First IDH2 Mutation Inhibitor Approved
Another subgroup of AML patients with a specific mutation also gained an extra treatment option this year. IDH2 mutations are found in around 12% of all AML patients, and block normal blood cell development, resulting in an overabundance of immature blood cells.
The new approval of the first-in-class targeted IDH2 inhibitor (Idhifa®, Celegene/Agois) is for relapsed or refractory AML patients, with IDH2 mutation detected by companion diagnostic. As AML is particularly difficult to treat in the relapsed or refractory setting, this new agent provides a much needed new therapeutic option.
What Next? Potential New Targets Include IDH1, BCL-2, and Resistance to Overcome
With these targeted agents approved, there is now a raft of agents targeting the same mutations, or other novel mutations, undergoing clinical development. Kadia et al, provided a thorough review of upcoming AML drugs before these latest approvals, with a few interesting agents reviewed here.

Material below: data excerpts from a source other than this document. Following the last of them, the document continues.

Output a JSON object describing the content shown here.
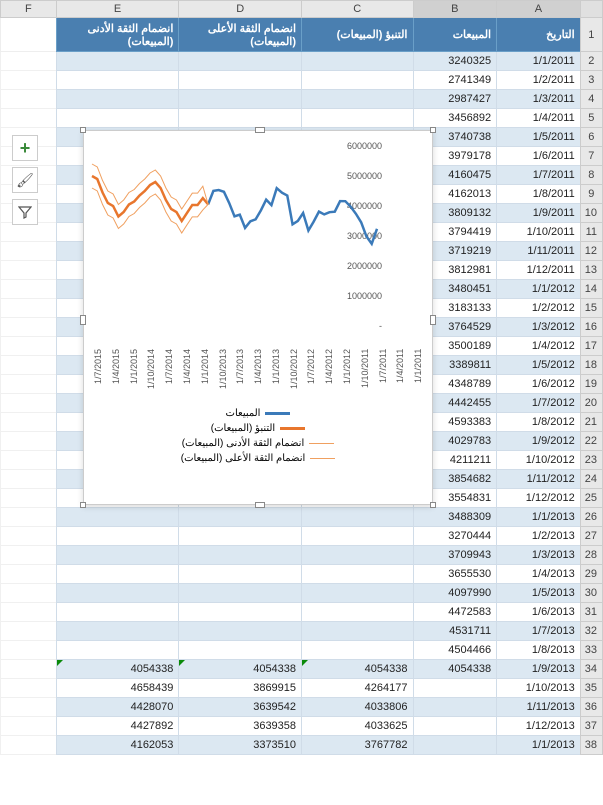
{
  "columns": [
    "A",
    "B",
    "C",
    "D",
    "E",
    "F"
  ],
  "headers": {
    "A": "التاريخ",
    "B": "المبيعات",
    "C": "التنبؤ (المبيعات)",
    "D": "انضمام الثقة الأعلى (المبيعات)",
    "E": "انضمام الثقة الأدنى (المبيعات)"
  },
  "rows": [
    {
      "n": 2,
      "A": "1/1/2011",
      "B": "3240325",
      "C": "",
      "D": "",
      "E": ""
    },
    {
      "n": 3,
      "A": "1/2/2011",
      "B": "2741349",
      "C": "",
      "D": "",
      "E": ""
    },
    {
      "n": 4,
      "A": "1/3/2011",
      "B": "2987427",
      "C": "",
      "D": "",
      "E": ""
    },
    {
      "n": 5,
      "A": "1/4/2011",
      "B": "3456892",
      "C": "",
      "D": "",
      "E": ""
    },
    {
      "n": 6,
      "A": "1/5/2011",
      "B": "3740738",
      "C": "",
      "D": "",
      "E": ""
    },
    {
      "n": 7,
      "A": "1/6/2011",
      "B": "3979178",
      "C": "",
      "D": "",
      "E": ""
    },
    {
      "n": 8,
      "A": "1/7/2011",
      "B": "4160475",
      "C": "",
      "D": "",
      "E": ""
    },
    {
      "n": 9,
      "A": "1/8/2011",
      "B": "4162013",
      "C": "",
      "D": "",
      "E": ""
    },
    {
      "n": 10,
      "A": "1/9/2011",
      "B": "3809132",
      "C": "",
      "D": "",
      "E": ""
    },
    {
      "n": 11,
      "A": "1/10/2011",
      "B": "3794419",
      "C": "",
      "D": "",
      "E": ""
    },
    {
      "n": 12,
      "A": "1/11/2011",
      "B": "3719219",
      "C": "",
      "D": "",
      "E": ""
    },
    {
      "n": 13,
      "A": "1/12/2011",
      "B": "3812981",
      "C": "",
      "D": "",
      "E": ""
    },
    {
      "n": 14,
      "A": "1/1/2012",
      "B": "3480451",
      "C": "",
      "D": "",
      "E": ""
    },
    {
      "n": 15,
      "A": "1/2/2012",
      "B": "3183133",
      "C": "",
      "D": "",
      "E": ""
    },
    {
      "n": 16,
      "A": "1/3/2012",
      "B": "3764529",
      "C": "",
      "D": "",
      "E": ""
    },
    {
      "n": 17,
      "A": "1/4/2012",
      "B": "3500189",
      "C": "",
      "D": "",
      "E": ""
    },
    {
      "n": 18,
      "A": "1/5/2012",
      "B": "3389811",
      "C": "",
      "D": "",
      "E": ""
    },
    {
      "n": 19,
      "A": "1/6/2012",
      "B": "4348789",
      "C": "",
      "D": "",
      "E": ""
    },
    {
      "n": 20,
      "A": "1/7/2012",
      "B": "4442455",
      "C": "",
      "D": "",
      "E": ""
    },
    {
      "n": 21,
      "A": "1/8/2012",
      "B": "4593383",
      "C": "",
      "D": "",
      "E": ""
    },
    {
      "n": 22,
      "A": "1/9/2012",
      "B": "4029783",
      "C": "",
      "D": "",
      "E": ""
    },
    {
      "n": 23,
      "A": "1/10/2012",
      "B": "4211211",
      "C": "",
      "D": "",
      "E": ""
    },
    {
      "n": 24,
      "A": "1/11/2012",
      "B": "3854682",
      "C": "",
      "D": "",
      "E": ""
    },
    {
      "n": 25,
      "A": "1/12/2012",
      "B": "3554831",
      "C": "",
      "D": "",
      "E": ""
    },
    {
      "n": 26,
      "A": "1/1/2013",
      "B": "3488309",
      "C": "",
      "D": "",
      "E": ""
    },
    {
      "n": 27,
      "A": "1/2/2013",
      "B": "3270444",
      "C": "",
      "D": "",
      "E": ""
    },
    {
      "n": 28,
      "A": "1/3/2013",
      "B": "3709943",
      "C": "",
      "D": "",
      "E": ""
    },
    {
      "n": 29,
      "A": "1/4/2013",
      "B": "3655530",
      "C": "",
      "D": "",
      "E": ""
    },
    {
      "n": 30,
      "A": "1/5/2013",
      "B": "4097990",
      "C": "",
      "D": "",
      "E": ""
    },
    {
      "n": 31,
      "A": "1/6/2013",
      "B": "4472583",
      "C": "",
      "D": "",
      "E": ""
    },
    {
      "n": 32,
      "A": "1/7/2013",
      "B": "4531711",
      "C": "",
      "D": "",
      "E": ""
    },
    {
      "n": 33,
      "A": "1/8/2013",
      "B": "4504466",
      "C": "",
      "D": "",
      "E": ""
    },
    {
      "n": 34,
      "A": "1/9/2013",
      "B": "4054338",
      "C": "4054338",
      "D": "4054338",
      "E": "4054338",
      "mark": true
    },
    {
      "n": 35,
      "A": "1/10/2013",
      "B": "",
      "C": "4264177",
      "D": "3869915",
      "E": "4658439"
    },
    {
      "n": 36,
      "A": "1/11/2013",
      "B": "",
      "C": "4033806",
      "D": "3639542",
      "E": "4428070"
    },
    {
      "n": 37,
      "A": "1/12/2013",
      "B": "",
      "C": "4033625",
      "D": "3639358",
      "E": "4427892"
    },
    {
      "n": 38,
      "A": "1/1/2013",
      "B": "",
      "C": "3767782",
      "D": "3373510",
      "E": "4162053"
    }
  ],
  "chart_data": {
    "type": "line",
    "xlabel": "",
    "ylabel": "",
    "ylim": [
      0,
      6000000
    ],
    "y_ticks": [
      1000000,
      2000000,
      3000000,
      4000000,
      5000000,
      6000000
    ],
    "x_ticks": [
      "1/1/2011",
      "1/4/2011",
      "1/7/2011",
      "1/10/2011",
      "1/1/2012",
      "1/4/2012",
      "1/7/2012",
      "1/10/2012",
      "1/1/2013",
      "1/4/2013",
      "1/7/2013",
      "1/10/2013",
      "1/1/2014",
      "1/4/2014",
      "1/7/2014",
      "1/10/2014",
      "1/1/2015",
      "1/4/2015",
      "1/7/2015"
    ],
    "series": [
      {
        "name": "المبيعات",
        "color": "#3b7ab9",
        "thick": true,
        "x": [
          0,
          1,
          2,
          3,
          4,
          5,
          6,
          7,
          8,
          9,
          10,
          11,
          12,
          13,
          14,
          15,
          16,
          17,
          18,
          19,
          20,
          21,
          22,
          23,
          24,
          25,
          26,
          27,
          28,
          29,
          30,
          31,
          32
        ],
        "y": [
          3240325,
          2741349,
          2987427,
          3456892,
          3740738,
          3979178,
          4160475,
          4162013,
          3809132,
          3794419,
          3719219,
          3812981,
          3480451,
          3183133,
          3764529,
          3500189,
          3389811,
          4348789,
          4442455,
          4593383,
          4029783,
          4211211,
          3854682,
          3554831,
          3488309,
          3270444,
          3709943,
          3655530,
          4097990,
          4472583,
          4531711,
          4504466,
          4054338
        ]
      },
      {
        "name": "التنبؤ (المبيعات)",
        "color": "#e8762d",
        "thick": true,
        "x": [
          32,
          33,
          34,
          35,
          36,
          37,
          38,
          39,
          40,
          41,
          42,
          43,
          44,
          45,
          46,
          47,
          48,
          49,
          50,
          51,
          52,
          53,
          54
        ],
        "y": [
          4054338,
          4264177,
          4033806,
          4033625,
          3767782,
          3500000,
          3800000,
          3900000,
          4200000,
          4600000,
          4800000,
          4700000,
          4500000,
          4350000,
          4150000,
          4050000,
          3800000,
          3650000,
          4000000,
          4100000,
          4450000,
          4900000,
          5000000
        ]
      },
      {
        "name": "انضمام الثقة الأدنى (المبيعات)",
        "color": "#f0a060",
        "thick": false,
        "x": [
          32,
          33,
          34,
          35,
          36,
          37,
          38,
          39,
          40,
          41,
          42,
          43,
          44,
          45,
          46,
          47,
          48,
          49,
          50,
          51,
          52,
          53,
          54
        ],
        "y": [
          4054338,
          3869915,
          3639542,
          3639358,
          3373510,
          3100000,
          3400000,
          3500000,
          3800000,
          4200000,
          4400000,
          4300000,
          4100000,
          3950000,
          3750000,
          3650000,
          3400000,
          3250000,
          3600000,
          3700000,
          4050000,
          4500000,
          4600000
        ]
      },
      {
        "name": "انضمام الثقة الأعلى (المبيعات)",
        "color": "#f0a060",
        "thick": false,
        "x": [
          32,
          33,
          34,
          35,
          36,
          37,
          38,
          39,
          40,
          41,
          42,
          43,
          44,
          45,
          46,
          47,
          48,
          49,
          50,
          51,
          52,
          53,
          54
        ],
        "y": [
          4054338,
          4658439,
          4428070,
          4427892,
          4162053,
          3900000,
          4200000,
          4300000,
          4600000,
          5000000,
          5200000,
          5100000,
          4900000,
          4750000,
          4550000,
          4450000,
          4200000,
          4050000,
          4400000,
          4500000,
          4850000,
          5300000,
          5400000
        ]
      }
    ]
  },
  "legend": [
    {
      "label": "المبيعات",
      "color": "#3b7ab9",
      "h": 3
    },
    {
      "label": "التنبؤ (المبيعات)",
      "color": "#e8762d",
      "h": 3
    },
    {
      "label": "انضمام الثقة الأدنى (المبيعات)",
      "color": "#f0a060",
      "h": 1
    },
    {
      "label": "انضمام الثقة الأعلى (المبيعات)",
      "color": "#f0a060",
      "h": 1
    }
  ],
  "toolbar": {
    "plus": "+",
    "brush": "🖌",
    "filter": "▼"
  }
}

IDH1 Inhibitors could follow IDH2
Agios has a full IDH program underway, and following Idhifa approval, the next agent in clinical trials is ivosidenib, a first-in-class, orally available, selective, potent inhibitor of the mutated IDH1 protein. A number of clinical trials are ongoing in AML across adult and pediatric indications for newly diagnosed and relapsed disease, with Agios hoping to replicate their IDH2 success with this related subgroup.

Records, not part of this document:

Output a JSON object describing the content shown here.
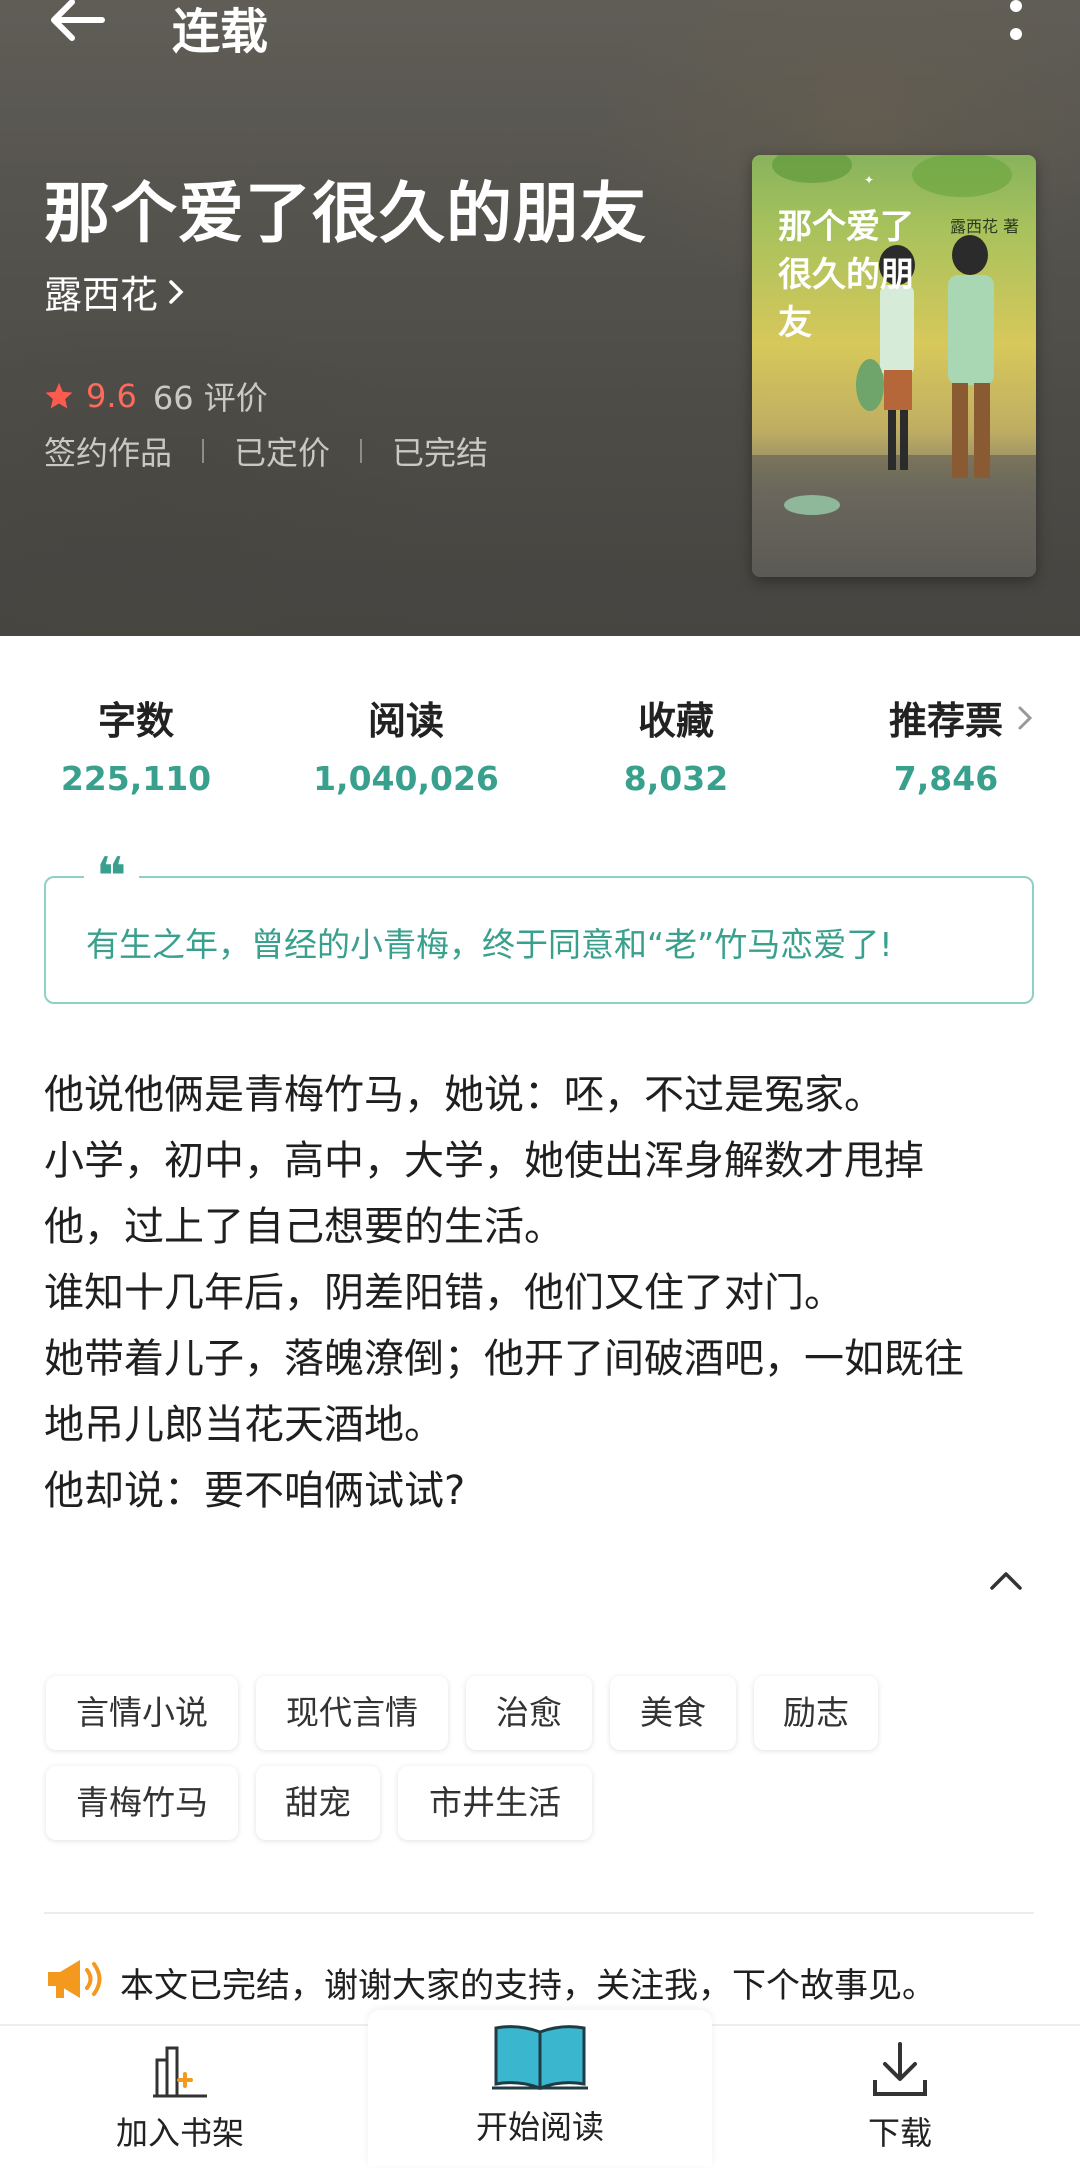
{
  "topbar": {
    "title": "连载"
  },
  "book": {
    "title": "那个爱了很久的朋友",
    "author": "露西花",
    "rating": "9.6",
    "rating_count": "66 评价",
    "meta": [
      "签约作品",
      "已定价",
      "已完结"
    ],
    "cover": {
      "title": "那个爱了很久的朋友",
      "author": "露西花 著"
    }
  },
  "stats": [
    {
      "label": "字数",
      "value": "225,110"
    },
    {
      "label": "阅读",
      "value": "1,040,026"
    },
    {
      "label": "收藏",
      "value": "8,032"
    },
    {
      "label": "推荐票",
      "value": "7,846"
    }
  ],
  "quote": {
    "mark": "❝",
    "text": "有生之年，曾经的小青梅，终于同意和“老”竹马恋爱了!"
  },
  "synopsis": [
    "他说他俩是青梅竹马，她说：呸，不过是冤家。",
    "小学，初中，高中，大学，她使出浑身解数才甩掉",
    "他，过上了自己想要的生活。",
    "谁知十几年后，阴差阳错，他们又住了对门。",
    "她带着儿子，落魄潦倒；他开了间破酒吧，一如既往",
    "地吊儿郎当花天酒地。",
    "他却说：要不咱俩试试?"
  ],
  "tags": [
    "言情小说",
    "现代言情",
    "治愈",
    "美食",
    "励志",
    "青梅竹马",
    "甜宠",
    "市井生活"
  ],
  "notice": "本文已完结，谢谢大家的支持，关注我，下个故事见。",
  "bottom_bar": {
    "add_shelf": "加入书架",
    "start_reading": "开始阅读",
    "download": "下载"
  },
  "colors": {
    "accent": "#3aa08e",
    "rating": "#ff6a5c",
    "notice_icon": "#f39a1e",
    "book_icon": "#3bb6cf"
  }
}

BCL-2 and IDH2 Mutations could be Synthetically Lethal
Another approach to AML treatment involves activating the intrinsic or mitochondrial pathway of apoptosis, which is regulated by the BCL-2 protein family. This has led to research targeting this protein family, which has resulted in the development of ventoclax, a ‘BH3-mimetic’ and BCL-2 small molecule inhibitor, which has breakthrough therapy designation in AML.
In a clinical trial testing this agent, antileukemic activity was observed particularly in patients with IDH mutations, which suggest that BCL-2 could be a synthetic lethal partner for IDH2 mutated AML, which could lead to AML mutations being a biomarker for response and a guide to clinical combination therapies.

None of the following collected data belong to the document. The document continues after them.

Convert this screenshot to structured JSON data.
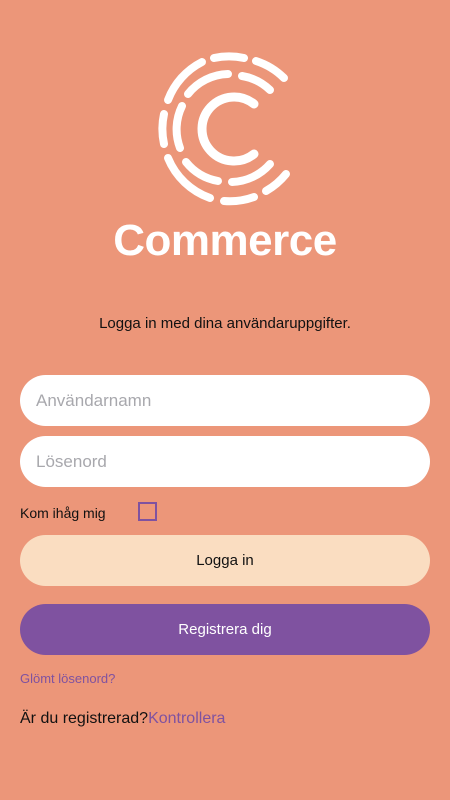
{
  "brand": {
    "logo_icon": "commerce-c-icon",
    "name": "Commerce"
  },
  "login": {
    "subtitle": "Logga in med dina användaruppgifter.",
    "username_placeholder": "Användarnamn",
    "username_value": "",
    "password_placeholder": "Lösenord",
    "password_value": "",
    "remember_label": "Kom ihåg mig",
    "remember_checked": false,
    "login_button": "Logga in",
    "register_button": "Registrera dig",
    "forgot_link": "Glömt lösenord?",
    "registered_question": "Är du registrerad?",
    "check_link": "Kontrollera"
  },
  "colors": {
    "background": "#EC9679",
    "accent": "#7F52A0",
    "login_button": "#FADDC1",
    "input_background": "#FFFFFF",
    "logo": "#FFFFFF"
  }
}
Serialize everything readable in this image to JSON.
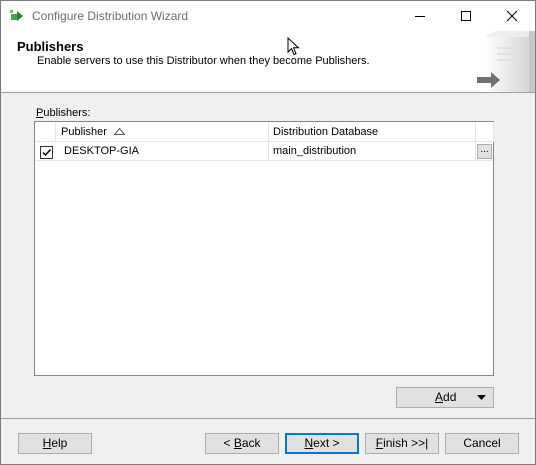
{
  "window": {
    "title": "Configure Distribution Wizard"
  },
  "header": {
    "title": "Publishers",
    "subtitle": "Enable servers to use this Distributor when they become Publishers."
  },
  "publishers_section": {
    "label_first": "P",
    "label_rest": "ublishers:"
  },
  "grid": {
    "columns": [
      "Publisher",
      "Distribution Database"
    ],
    "rows": [
      {
        "checked": true,
        "publisher": "DESKTOP-GIA",
        "distribution_database": "main_distribution",
        "browse_label": "..."
      }
    ]
  },
  "add_button": {
    "first": "A",
    "rest": "dd"
  },
  "footer": {
    "help": {
      "first": "H",
      "rest": "elp"
    },
    "back": {
      "prefix": "< ",
      "first": "B",
      "rest": "ack"
    },
    "next": {
      "first": "N",
      "rest": "ext >"
    },
    "finish": {
      "first": "F",
      "rest": "inish >>|"
    },
    "cancel": "Cancel"
  }
}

Resistance to FLT3 Inhibitors to be Overcome
Even though the first FLT3 inhibitor has only just been approved, we already need to think about resistance. It is well known that treatment resistance rapidly occurs, with acquired resistance mutations already identified. Newer inhibitors are in development with activity against FLT3-ITD as well as point mutations such as FLT3-D835 (e.g. crenolanib). A number of clinical trials are ongoing for this agent, including in AML.
Immunotherapy Research also Ongoing
Immunotherapy approvals are coming thick and fast in oncology, and include gemtuzumab ozogamicin for AML as detailed above. Other antibody approaches which have proved successful in ALL are lagging behind in AML, where it is more difficult to choose an appropriate target antigen from the more ubiquitous expression pattern overlapping with healthy hematopoiesis.
Lichtenegger et al, cover the recent developments and current status of the 5 most promising immunotherapy concepts in AML:
- antibody-drug conjugates such as gemtuzumab ozogamicin
- T cell-recruiting antibody constructs
- CAR T therapy
- checkpoint inhibitors
- dendritic cell vaccination
and review which agents are likely to join the targeted agents above battling to be the next new drug approved in AML.